Nice to see that layed off Googlers finally can do something useful.
Was that supposed to be a dig at me? If so, it was done improperly. I was never laid off from Google. I completed my two one-year contracts with them. Well, with their temp agency.
Well... Id only mention this may need some editing;"Don’t get smacked by the Google hammer for buying bargain basement link building services."Erm... that be the proverbial fly in the ointment. While I wouldnt go so far as calling comment spamming black hat (tired of the whole hat thing anyway), it is certainly yet another hole in the Google AIR dept IMO. You see since they cant hammer them do to the fact wed be setting the autobots on the enemy, it does often take time for them to sort it out either programming wise or human intervention (spam reports). Why is that important? Well, that means autobot 24/7 comment spamming can send a stream of (301d?) link love which makes it viable.So... theres the problem. Until Google actually catches up and devalues the links (which is generally all that would happen) those participating can still effectively get a benefit (from followed links). Hopefuly more broad based aproaches such as valuing links via page segmentation and link text ratios (of mean averages of identical link text) can help with the problem. At the moment, I dont think theyve gottent there and the link addiction will lead search engines to this sort of thing happening.Do I use commenting for link building? no... just not the types of links I am interested in... but I would say there is minimal value to be had when done right - and the risk minimal as the worst that can happen is devaluation of the links... not a penalty per se... ya know?And I am not saying tis to encourage the practice... simply that I wish search engines would get smarter....

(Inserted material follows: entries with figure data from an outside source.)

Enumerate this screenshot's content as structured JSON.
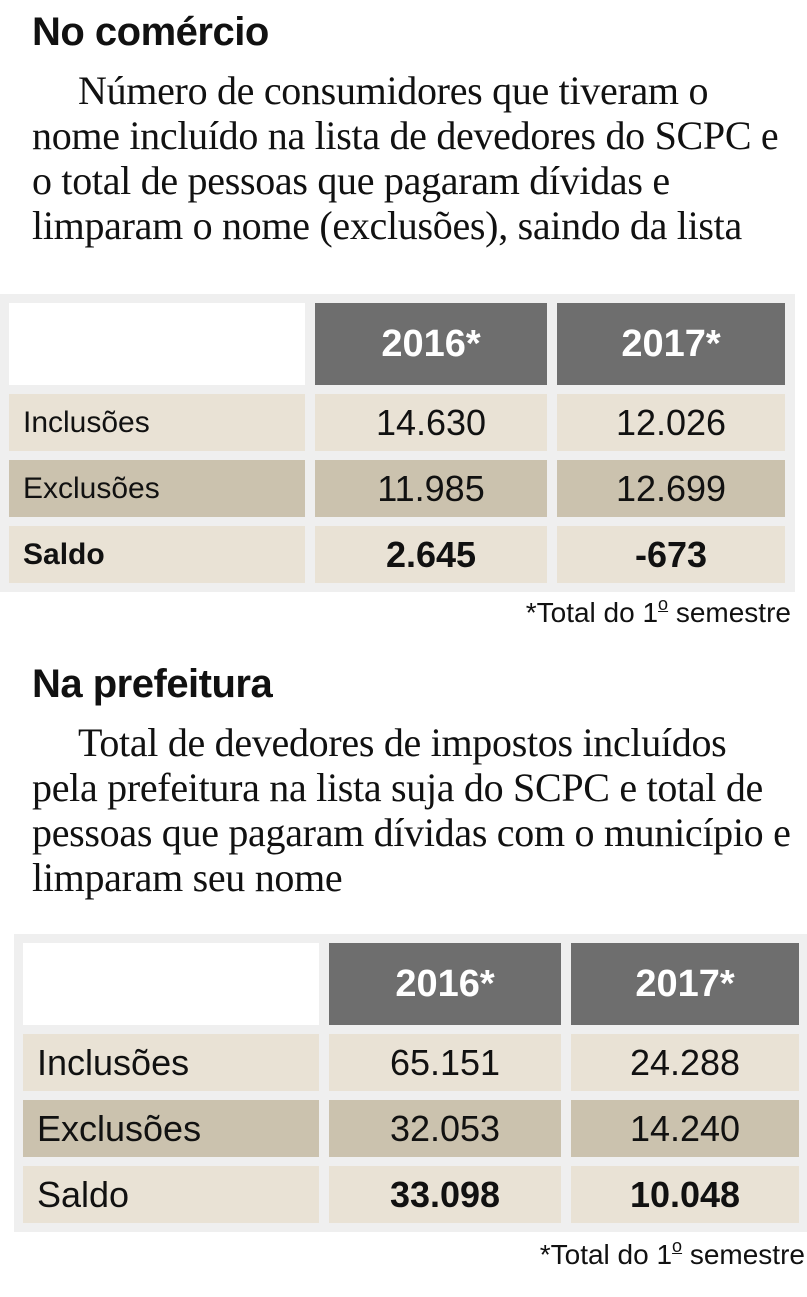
{
  "comercio": {
    "title": "No comércio",
    "description": "Número de consumidores que tiveram o nome incluído na lista de devedores do SCPC e o total de pessoas que pagaram dívidas e limparam o nome (exclusões), saindo da lista",
    "headers": [
      "2016*",
      "2017*"
    ],
    "rows": [
      {
        "label": "Inclusões",
        "v2016": "14.630",
        "v2017": "12.026"
      },
      {
        "label": "Exclusões",
        "v2016": "11.985",
        "v2017": "12.699"
      },
      {
        "label": "Saldo",
        "v2016": "2.645",
        "v2017": "-673"
      }
    ],
    "note_text": "*Total do 1",
    "note_ordinal": "o",
    "note_suffix": " semestre"
  },
  "prefeitura": {
    "title": "Na prefeitura",
    "description": "Total de devedores de impostos incluídos pela prefeitura na lista suja do SCPC e total de pessoas que pagaram dívidas com o município e limparam seu nome",
    "headers": [
      "2016*",
      "2017*"
    ],
    "rows": [
      {
        "label": "Inclusões",
        "v2016": "65.151",
        "v2017": "24.288"
      },
      {
        "label": "Exclusões",
        "v2016": "32.053",
        "v2017": "14.240"
      },
      {
        "label": "Saldo",
        "v2016": "33.098",
        "v2017": "10.048"
      }
    ],
    "note_text": "*Total do 1",
    "note_ordinal": "o",
    "note_suffix": " semestre"
  }
}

Im not sure I understand why you deemed that statement the proverbial fly in the ointment. Nevermind. Just double checked the Google Webmaster Guidelines and spam report form, and they dont say what I thought they said. So, er, yeah. I wont say anymore about the Google hammer on spam comments and my classification of such as spam. I dont have backup.
"simply that I wish search engines would get smarter...."This is the type of thing that blogs, websites, seo folks, etc will always have to deal with. Even though search engines are advancing their algorithms constantly, theres always the next form of spam that will undoubtedly arise to annoy the hell out of people, yet go unpunished by google. So you will get your wish, Im sure comment spam will get squashed by the search engines at some juncture.